La necesidad de habilitar recursos adicionales debido a la reducción de los ingresos en las entidades estatales ha colocado nuevamente en el debate la pertinencia de disminuir los salarios de los funcionarios públicos. Así lo han señalado algunas alcaldías y gobernaciones y el tema posiblemente se incluya en los planes del Gobierno, especialmente porque estamos en época preelectoral, cuando propuestas de este tipo suelen ser bien recibidas por la opinión ciudadana.

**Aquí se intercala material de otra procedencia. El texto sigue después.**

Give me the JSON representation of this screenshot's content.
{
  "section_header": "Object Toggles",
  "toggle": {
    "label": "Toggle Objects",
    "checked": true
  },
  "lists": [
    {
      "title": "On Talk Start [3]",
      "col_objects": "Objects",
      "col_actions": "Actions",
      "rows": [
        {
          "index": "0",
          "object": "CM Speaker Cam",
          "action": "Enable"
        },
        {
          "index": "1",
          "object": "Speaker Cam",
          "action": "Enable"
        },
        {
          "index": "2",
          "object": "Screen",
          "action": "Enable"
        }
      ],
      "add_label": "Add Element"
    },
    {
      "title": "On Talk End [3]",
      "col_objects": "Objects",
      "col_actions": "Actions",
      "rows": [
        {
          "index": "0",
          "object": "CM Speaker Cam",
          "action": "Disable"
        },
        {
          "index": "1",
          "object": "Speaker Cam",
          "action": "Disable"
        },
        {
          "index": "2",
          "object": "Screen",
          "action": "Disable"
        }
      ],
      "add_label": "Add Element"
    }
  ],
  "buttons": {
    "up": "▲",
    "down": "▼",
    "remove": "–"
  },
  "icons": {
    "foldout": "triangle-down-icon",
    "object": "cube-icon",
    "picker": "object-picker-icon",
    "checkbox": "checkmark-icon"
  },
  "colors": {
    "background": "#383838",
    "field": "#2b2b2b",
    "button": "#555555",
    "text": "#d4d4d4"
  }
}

Más allá del efecto real que pueda tener una medida como esta en las finanzas del país, es evidente la persistencia, en nuestra clase gobernante, de una visión superficial que continúa precarizando la función pública, afectada desde hace décadas por serios problemas de corrupción, ineficiencia y politización.

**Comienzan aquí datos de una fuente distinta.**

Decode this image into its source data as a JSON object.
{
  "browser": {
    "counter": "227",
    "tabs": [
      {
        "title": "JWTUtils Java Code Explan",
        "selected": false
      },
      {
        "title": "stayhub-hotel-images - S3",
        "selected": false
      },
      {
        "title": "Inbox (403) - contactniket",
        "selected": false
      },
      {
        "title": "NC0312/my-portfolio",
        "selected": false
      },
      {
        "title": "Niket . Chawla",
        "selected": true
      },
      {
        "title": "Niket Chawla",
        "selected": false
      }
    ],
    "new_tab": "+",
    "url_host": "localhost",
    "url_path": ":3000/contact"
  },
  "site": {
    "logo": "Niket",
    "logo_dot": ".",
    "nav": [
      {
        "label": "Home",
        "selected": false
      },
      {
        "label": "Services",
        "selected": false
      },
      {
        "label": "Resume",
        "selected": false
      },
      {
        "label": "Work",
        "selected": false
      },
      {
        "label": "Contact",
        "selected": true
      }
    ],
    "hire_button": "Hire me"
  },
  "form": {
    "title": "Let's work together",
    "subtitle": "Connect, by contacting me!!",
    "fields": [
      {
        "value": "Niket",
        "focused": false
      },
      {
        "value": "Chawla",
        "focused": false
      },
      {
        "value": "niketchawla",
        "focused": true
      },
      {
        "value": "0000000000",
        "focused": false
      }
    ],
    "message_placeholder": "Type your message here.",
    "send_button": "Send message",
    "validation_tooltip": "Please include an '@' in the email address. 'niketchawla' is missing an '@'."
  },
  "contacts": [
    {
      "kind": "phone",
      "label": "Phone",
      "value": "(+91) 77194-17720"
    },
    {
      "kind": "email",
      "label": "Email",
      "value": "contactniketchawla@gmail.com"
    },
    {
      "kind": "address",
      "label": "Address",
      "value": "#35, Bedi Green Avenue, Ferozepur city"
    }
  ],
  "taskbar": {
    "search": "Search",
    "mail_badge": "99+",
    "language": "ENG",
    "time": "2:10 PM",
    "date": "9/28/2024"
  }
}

En cualquier sistema de organización social, las personas constituyen el recurso más valioso, por encima de los bienes económicos, tecnológicos o jurídicos. En un Estado, los servidores públicos son los que hacen funcionar el engranaje institucional, los que ejecutan las políticas de gobierno y, sobre todo, los que deben garantizar el cumplimento de los derechos ciudadanos y generar los mecanismos de atención de demandas y necesidades de la gente. Cuando el aparato burocrático es insuficiente no cumple con sus obligaciones o carece de las competencias necesarias, el sistema se debilita, pierde legitimidad y a la larga afecta la gobernanza.
Lamentablemente, en Bolivia la función pública se ha convertido en un instrumento de uso político que ha pervertido su esencia y ha reemplazado el esfuerzo, el talento, la capacidad y la creatividad de las personas por el servilismo a los jefes de partidos, la deficiente atención, el abuso y la búsqueda de beneficio personal.
La progresiva desinstitucionalización del servicio público, especialmente en los Órganos del Estado, ha desnaturalizado los procesos de selección y contratación, y aspectos como la formación académica, las habilidades, la ética y la experiencia tienen menos valor que la militancia política, el activismo partidario, las recomendaciones o las relaciones familiares. Por otro lado, y debido precisamente al incumplimiento de las normas y la ausencia de mecanismos de fiscalización, la estabilidad laboral en las entidades públicas depende en la mayoría de los casos, de los cambios de autoridades, la evaluación política y muchas veces el humor de los funcionarios superiores.
Este trato, con frecuencia indigno, cuyos orígenes son de larga data y que se repite en las entidades nacionales y locales, ha creado una cultura del empleo público asociada a la ineficiencia, poca transparencia y al principio del menor esfuerzo, donde, además, son corrientes la discrecionalidad y las brechas salariales que benefician sólo a las autoridades designadas por favor político. Esto, sin mencionar la normalización de mecanismos de exacción y abuso que obligan a los trabajadores públicos a aportar de sus propios ingresos al sostenimiento de los partidos, y la permanencia de un sistema de contrataciones temporales de trabajadores denominados “consultores de línea”, desprovistos de la mayoría de los derechos laborales.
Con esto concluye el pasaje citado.